Part of what we wanted to achieve in the end was a Hugo-esque site generator that we crafted ourselves. It wouldn’t be as fully featured as Hugo, but that wasn’t the goal. The goal was to make something as minimal as we needed, and could theoretically be used by other people.

This won’t ever quite be the same as a site made with Jekyll or Hugo, and probably shouldn’t be used in a serious capacity. It’s goal is to host the same kinda site you would get in the late 90’s, just looking a lot nicer.

Part of our goal was to add some quality of life features. Open Graph support, automatic image processing, and easy embedding of YouTube videos.

We achieved one and a half of those goals.

Open Graph

For Open Graph, we were hoping to automatically generate preview images of articles. However, once we realized what that would entail (basically creating an HTML+CSS renderer that would basically work identical to chromium, then creating a screenshot of that renderer); we decided to just have a generic image. We may go back to making an automated image based on Site + Article Titles, but for now we’ll just do a screenshot of the background of this page.

Automatic Image Processing

Automatic image processing seemed more possible, however we couldn’t wrap our heads around the Rust Image library. Our specific goal was to allow for it to resize, and automatically dither images. Which is something we wanted to explore since we read Why Your Website Should Use Dithered Images. We did read the article responding saying why your website should not use dithered images; but decided that our particular use case and intentions fit the use for dithered images (i.e. we can still get the benefit of smaller images, and have a cool retro aesthetic).

However, one of the things we decided was to have dithered images use a small palette. The five colour palette that we used for the site.

I’m sure we could have figured it out, but for the most part the documentation did not seem to let you set a particular palette for dithering images. Nor an easy way to dither images as well.

We almost thought about using another Rust crate we found called Dither but with some testing, we were not satisfied with the results that it produced. Had some glitchy results and blotches of dark where it should have been light coloured; which was not produced in other dithering methods we tried.

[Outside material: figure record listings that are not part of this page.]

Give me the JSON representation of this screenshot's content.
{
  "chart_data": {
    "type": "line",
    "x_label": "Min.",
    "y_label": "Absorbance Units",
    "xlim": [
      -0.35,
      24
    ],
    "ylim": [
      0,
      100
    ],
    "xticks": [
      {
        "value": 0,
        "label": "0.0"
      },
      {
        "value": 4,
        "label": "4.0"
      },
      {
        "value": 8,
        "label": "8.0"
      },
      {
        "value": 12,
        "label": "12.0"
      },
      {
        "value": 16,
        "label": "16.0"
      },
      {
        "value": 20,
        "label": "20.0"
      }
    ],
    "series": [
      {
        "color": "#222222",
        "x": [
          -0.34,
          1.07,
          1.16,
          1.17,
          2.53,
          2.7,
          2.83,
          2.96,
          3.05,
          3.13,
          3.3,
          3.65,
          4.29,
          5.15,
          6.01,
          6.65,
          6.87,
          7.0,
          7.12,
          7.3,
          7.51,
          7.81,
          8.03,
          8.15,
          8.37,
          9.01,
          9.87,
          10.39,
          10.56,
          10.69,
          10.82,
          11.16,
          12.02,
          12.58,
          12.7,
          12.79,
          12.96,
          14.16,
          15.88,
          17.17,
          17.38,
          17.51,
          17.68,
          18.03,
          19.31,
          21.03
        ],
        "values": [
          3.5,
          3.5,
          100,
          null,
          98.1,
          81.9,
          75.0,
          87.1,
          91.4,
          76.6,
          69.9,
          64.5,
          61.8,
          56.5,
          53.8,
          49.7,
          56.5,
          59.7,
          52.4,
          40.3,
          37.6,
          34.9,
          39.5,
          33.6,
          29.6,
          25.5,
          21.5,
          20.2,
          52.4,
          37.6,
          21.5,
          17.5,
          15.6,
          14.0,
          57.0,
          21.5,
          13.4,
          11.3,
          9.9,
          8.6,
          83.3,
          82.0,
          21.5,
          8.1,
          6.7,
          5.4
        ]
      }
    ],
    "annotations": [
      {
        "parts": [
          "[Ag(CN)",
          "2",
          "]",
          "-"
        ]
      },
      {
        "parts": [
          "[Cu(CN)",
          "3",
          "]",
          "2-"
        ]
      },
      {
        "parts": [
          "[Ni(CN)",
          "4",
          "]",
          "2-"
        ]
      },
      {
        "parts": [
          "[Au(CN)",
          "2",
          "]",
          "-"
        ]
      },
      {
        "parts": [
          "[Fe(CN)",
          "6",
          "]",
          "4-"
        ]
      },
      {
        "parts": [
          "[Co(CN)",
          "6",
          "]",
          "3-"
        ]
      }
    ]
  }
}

[Editing Note: As we were finding a link for Dither, we found a crate called rscolorq that seems to do exactly what we wanted. So we may introduce this functionality to md_puppy in the future.]

In the end we gave up and used Dither Me This to produce the images we wanted for testing and creating the background GIF. As a side note; DMT doesn’t work with animated GIFs, so we split a GIF we liked into frames, processed the frames, and then stitched them back into an animated GIF. Which ended up being a quarter the size of the original GIF.

Embedding YouTube Videos

This was pretty easy, just find the YouTube iframe and add a placeholder for the video ID. We were inspired by Hugo’s YouTube embedding, so just used {​{ youtube <video id> }​} as the syntax to embed a video in a page. Then used CSS to make it responsive.


CSS Took about half a week to figure out. We haven’t done web design in a couple years, and I’m sure the CSS we set up could be done way better in modern web development standards. But we gave ourselves a pass since, well, it’s Neocities; it’s meant to be amateurish and out of date as part of the charm. But still, we worked hard to dig up the cobwebs of our memory to produce what we did.

We still needed to look up examples of reactive design, and copied a CRT effect from this blog post. But in the end we’re proud of how well we managed to do this without practicing CSS in years.

General Take Aways

Projects fun, and we learned how to mentally think about projects and cut down on features as needed.

The Future

Hopefully do a proper README and do better arguement parsing for the command line input. Likewise we want to do automated image editing, especially if rscolorg works as well as we hope. Maybe an automated Open Graph preview image, though might just be some text on a background rather than a preview of the web page.